- The Judge: Miss Fine.
- Fran Fine: Yes?
- The Judge: Do you have your attorney present?
- Fran Fine: [to Val, totally flustered] Oh, my attorney present, uh...
- Fran Fine: [to the judge] You know what. I'm not going to get him anything. Let's see how he does first.
- The Judge: [aside to the bailiff] Is this a competency hearing?
- Maxwell Sheffield: Niles, I'm beginning to think that hiring a door-to-door cosmetics salesgirl as a nanny was not my finest hour.
- Niles: Although, your skin has never looked more supple.
- Niles: Handcuffs, Miss Fine?
- Fran Fine: He was a cop. I was arrested last night!
- Niles: Really? I was a pirate. I had to walk the plank.
- Fran Fine: I'm serious. It was horrible! I had to spend the night in jail! Of course, I did meet a lovely girl named Sparkle Plenty. She charges twenty bucks to come to her party too.
- Niles: Why didn't you call?
- Fran Fine: Well, I did. I guess somebody was too busy shivering his timber!
- Maxwell Sheffield: [about a party Fran threw] I specifically said no parties.

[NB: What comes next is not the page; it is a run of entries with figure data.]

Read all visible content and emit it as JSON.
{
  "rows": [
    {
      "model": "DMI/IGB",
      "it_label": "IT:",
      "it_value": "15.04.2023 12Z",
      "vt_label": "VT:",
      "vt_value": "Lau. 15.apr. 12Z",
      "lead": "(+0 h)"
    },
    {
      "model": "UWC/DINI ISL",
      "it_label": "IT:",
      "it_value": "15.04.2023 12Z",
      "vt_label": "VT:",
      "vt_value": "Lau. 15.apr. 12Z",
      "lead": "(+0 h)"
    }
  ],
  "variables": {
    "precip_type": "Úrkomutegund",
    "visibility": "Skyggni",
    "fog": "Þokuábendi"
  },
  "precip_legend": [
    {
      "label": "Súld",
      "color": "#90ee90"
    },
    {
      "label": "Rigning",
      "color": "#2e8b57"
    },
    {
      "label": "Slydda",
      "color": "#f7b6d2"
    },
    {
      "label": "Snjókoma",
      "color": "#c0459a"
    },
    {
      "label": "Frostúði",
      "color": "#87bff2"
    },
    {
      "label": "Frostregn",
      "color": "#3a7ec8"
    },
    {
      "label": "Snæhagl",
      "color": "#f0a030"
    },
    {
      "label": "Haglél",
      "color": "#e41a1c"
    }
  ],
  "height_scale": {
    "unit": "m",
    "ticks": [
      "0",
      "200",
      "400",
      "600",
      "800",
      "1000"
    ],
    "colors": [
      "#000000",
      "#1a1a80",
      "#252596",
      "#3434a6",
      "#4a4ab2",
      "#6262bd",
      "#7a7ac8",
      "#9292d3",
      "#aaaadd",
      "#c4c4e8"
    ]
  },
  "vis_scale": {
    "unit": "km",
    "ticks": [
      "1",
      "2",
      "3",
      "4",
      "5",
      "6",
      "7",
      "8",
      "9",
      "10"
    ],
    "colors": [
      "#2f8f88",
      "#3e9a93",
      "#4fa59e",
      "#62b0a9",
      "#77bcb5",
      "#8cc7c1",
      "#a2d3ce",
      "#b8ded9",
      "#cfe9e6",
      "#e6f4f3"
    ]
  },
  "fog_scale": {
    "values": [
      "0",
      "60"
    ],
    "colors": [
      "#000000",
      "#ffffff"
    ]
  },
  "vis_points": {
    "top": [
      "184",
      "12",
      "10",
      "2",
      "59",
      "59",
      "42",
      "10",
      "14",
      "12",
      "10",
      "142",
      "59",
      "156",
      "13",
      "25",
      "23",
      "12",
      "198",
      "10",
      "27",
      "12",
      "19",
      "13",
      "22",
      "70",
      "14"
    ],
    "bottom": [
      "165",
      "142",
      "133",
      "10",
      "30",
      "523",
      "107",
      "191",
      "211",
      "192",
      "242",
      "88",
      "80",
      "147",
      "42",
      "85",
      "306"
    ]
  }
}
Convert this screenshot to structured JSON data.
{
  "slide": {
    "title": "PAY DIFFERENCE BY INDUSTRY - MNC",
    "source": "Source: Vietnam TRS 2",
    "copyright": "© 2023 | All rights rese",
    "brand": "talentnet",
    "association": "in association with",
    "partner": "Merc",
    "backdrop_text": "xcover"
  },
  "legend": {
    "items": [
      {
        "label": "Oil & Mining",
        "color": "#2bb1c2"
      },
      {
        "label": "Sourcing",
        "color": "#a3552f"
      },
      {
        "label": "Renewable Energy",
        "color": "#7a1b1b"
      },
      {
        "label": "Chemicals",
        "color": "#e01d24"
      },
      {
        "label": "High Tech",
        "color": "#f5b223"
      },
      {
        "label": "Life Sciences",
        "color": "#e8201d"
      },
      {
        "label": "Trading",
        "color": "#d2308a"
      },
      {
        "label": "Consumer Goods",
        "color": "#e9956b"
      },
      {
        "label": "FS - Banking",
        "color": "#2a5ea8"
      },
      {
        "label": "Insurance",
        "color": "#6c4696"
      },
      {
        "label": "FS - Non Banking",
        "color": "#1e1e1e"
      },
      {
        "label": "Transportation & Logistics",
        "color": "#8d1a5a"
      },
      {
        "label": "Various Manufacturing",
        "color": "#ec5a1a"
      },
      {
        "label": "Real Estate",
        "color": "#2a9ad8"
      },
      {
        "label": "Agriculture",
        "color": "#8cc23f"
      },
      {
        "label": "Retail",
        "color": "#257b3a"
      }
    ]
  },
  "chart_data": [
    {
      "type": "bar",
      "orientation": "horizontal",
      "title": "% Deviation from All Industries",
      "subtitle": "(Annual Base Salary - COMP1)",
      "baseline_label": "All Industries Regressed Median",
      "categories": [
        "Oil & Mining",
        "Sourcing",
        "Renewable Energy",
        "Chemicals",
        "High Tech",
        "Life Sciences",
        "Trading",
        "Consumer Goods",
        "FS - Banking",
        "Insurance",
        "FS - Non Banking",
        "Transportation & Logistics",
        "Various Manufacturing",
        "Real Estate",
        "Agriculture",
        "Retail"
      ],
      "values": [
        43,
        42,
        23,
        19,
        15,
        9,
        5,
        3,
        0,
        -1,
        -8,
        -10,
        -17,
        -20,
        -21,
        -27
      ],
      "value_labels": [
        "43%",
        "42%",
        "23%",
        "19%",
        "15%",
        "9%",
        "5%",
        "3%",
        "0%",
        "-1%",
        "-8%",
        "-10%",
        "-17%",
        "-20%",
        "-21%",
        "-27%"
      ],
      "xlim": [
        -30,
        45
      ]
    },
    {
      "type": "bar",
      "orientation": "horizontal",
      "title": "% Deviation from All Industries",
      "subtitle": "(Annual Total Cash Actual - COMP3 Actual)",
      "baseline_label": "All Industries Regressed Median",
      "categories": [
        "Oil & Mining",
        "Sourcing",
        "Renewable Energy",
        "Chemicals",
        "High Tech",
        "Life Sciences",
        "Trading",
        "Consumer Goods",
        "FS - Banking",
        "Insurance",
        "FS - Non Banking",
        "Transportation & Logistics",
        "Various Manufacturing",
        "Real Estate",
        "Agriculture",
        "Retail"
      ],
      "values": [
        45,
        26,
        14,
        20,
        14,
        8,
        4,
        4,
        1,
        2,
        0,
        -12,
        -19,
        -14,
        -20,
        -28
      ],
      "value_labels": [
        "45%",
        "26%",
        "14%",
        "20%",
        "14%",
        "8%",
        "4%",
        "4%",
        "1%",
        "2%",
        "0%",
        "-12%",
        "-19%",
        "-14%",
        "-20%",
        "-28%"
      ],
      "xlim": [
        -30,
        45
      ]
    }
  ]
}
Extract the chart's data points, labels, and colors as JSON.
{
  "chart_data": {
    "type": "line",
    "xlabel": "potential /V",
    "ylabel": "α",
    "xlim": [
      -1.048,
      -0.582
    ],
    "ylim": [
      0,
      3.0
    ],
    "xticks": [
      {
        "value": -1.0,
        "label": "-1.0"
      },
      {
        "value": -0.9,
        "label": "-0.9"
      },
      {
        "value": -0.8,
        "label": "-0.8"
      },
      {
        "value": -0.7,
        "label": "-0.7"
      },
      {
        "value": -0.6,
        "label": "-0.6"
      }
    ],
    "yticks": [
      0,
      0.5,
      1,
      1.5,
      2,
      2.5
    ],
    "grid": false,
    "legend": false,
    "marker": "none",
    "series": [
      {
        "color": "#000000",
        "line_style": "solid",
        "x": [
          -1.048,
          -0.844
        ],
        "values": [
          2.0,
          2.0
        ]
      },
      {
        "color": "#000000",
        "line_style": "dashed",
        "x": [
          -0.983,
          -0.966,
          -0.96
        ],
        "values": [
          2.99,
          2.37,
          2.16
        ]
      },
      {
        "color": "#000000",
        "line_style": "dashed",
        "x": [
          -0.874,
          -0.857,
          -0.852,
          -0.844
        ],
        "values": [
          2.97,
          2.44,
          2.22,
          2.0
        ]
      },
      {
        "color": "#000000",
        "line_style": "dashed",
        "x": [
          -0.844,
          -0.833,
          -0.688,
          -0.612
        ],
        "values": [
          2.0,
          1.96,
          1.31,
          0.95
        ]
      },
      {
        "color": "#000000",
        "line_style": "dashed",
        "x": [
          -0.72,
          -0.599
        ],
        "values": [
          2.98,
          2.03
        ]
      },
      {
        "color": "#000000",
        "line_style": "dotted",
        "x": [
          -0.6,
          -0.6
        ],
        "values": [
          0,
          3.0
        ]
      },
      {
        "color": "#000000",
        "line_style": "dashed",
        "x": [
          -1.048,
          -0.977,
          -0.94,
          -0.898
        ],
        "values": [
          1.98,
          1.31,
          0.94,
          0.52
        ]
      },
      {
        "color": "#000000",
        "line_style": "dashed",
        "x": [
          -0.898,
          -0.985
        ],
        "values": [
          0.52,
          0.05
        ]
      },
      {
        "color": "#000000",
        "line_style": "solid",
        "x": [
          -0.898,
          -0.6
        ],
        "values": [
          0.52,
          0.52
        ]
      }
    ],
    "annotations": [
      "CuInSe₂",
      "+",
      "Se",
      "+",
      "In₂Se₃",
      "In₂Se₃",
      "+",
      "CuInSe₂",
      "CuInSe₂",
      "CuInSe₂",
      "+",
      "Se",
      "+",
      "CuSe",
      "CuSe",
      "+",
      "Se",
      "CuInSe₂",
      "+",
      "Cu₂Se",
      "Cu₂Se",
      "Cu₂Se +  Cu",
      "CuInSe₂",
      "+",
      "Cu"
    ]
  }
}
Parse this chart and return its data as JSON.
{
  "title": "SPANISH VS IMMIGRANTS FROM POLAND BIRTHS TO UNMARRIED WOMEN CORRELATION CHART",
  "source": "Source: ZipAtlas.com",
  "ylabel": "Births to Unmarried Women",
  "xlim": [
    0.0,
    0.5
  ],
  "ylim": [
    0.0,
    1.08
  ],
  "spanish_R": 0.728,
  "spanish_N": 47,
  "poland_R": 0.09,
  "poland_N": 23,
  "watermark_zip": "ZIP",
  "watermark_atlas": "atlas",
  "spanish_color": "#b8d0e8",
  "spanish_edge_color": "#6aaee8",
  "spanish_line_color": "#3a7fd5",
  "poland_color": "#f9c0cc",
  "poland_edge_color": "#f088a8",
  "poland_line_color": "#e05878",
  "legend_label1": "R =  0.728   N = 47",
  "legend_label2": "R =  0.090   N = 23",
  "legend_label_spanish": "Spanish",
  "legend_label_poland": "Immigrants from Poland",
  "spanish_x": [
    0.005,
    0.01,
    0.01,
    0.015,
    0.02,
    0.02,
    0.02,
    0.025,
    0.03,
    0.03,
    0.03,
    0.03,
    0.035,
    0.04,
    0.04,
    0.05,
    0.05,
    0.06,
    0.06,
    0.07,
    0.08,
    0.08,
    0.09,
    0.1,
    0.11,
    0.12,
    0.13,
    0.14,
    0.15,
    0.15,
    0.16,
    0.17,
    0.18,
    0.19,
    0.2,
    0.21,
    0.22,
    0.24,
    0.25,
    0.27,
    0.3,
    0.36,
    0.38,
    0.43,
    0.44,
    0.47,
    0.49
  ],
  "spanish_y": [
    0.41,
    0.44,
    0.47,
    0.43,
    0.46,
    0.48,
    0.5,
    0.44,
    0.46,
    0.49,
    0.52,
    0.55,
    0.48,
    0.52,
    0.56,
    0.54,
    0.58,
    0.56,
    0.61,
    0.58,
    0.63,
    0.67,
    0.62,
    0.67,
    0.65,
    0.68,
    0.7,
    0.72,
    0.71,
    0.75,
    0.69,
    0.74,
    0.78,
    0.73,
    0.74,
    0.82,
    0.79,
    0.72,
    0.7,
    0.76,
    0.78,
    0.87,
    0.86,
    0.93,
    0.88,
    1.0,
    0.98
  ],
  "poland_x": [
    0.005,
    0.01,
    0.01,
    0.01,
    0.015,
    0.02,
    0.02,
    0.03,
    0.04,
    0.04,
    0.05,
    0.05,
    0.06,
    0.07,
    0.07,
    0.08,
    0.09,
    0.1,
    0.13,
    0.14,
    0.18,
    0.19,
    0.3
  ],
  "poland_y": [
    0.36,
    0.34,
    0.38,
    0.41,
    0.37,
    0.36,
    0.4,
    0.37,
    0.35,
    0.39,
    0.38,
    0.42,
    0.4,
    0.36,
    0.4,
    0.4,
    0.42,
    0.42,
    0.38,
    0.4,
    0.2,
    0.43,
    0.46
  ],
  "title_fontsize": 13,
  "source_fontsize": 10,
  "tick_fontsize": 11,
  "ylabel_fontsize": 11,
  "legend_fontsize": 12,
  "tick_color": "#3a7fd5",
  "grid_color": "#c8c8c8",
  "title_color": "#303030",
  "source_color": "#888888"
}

- Fran Fine: Well, technically, you told Maggie no parties.
- Maxwell Sheffield: Don't you start with the semantics.
- Fran Fine: Oh, so now you're going to fire me because you're anti-semantic?
- Fran Fine: [about Fran's lawyer uncle] He's strictly pro bono.
- Val Toriello: Really? Well I'm glad he's not representing me because I'm pro-Cher.
- Man at Party: [dancing seductively with Fran] I love the way you look! Those heels are so sexy. Mind if I try them on?
- Uncle Manny: [entering courtroom] I object! I object!
- The Judge: What do you object to?
- Uncle Manny: The electric doors in the men's room.
- The Judge: That's the elevator.
- Uncle Manny: [pause] Take the stairs.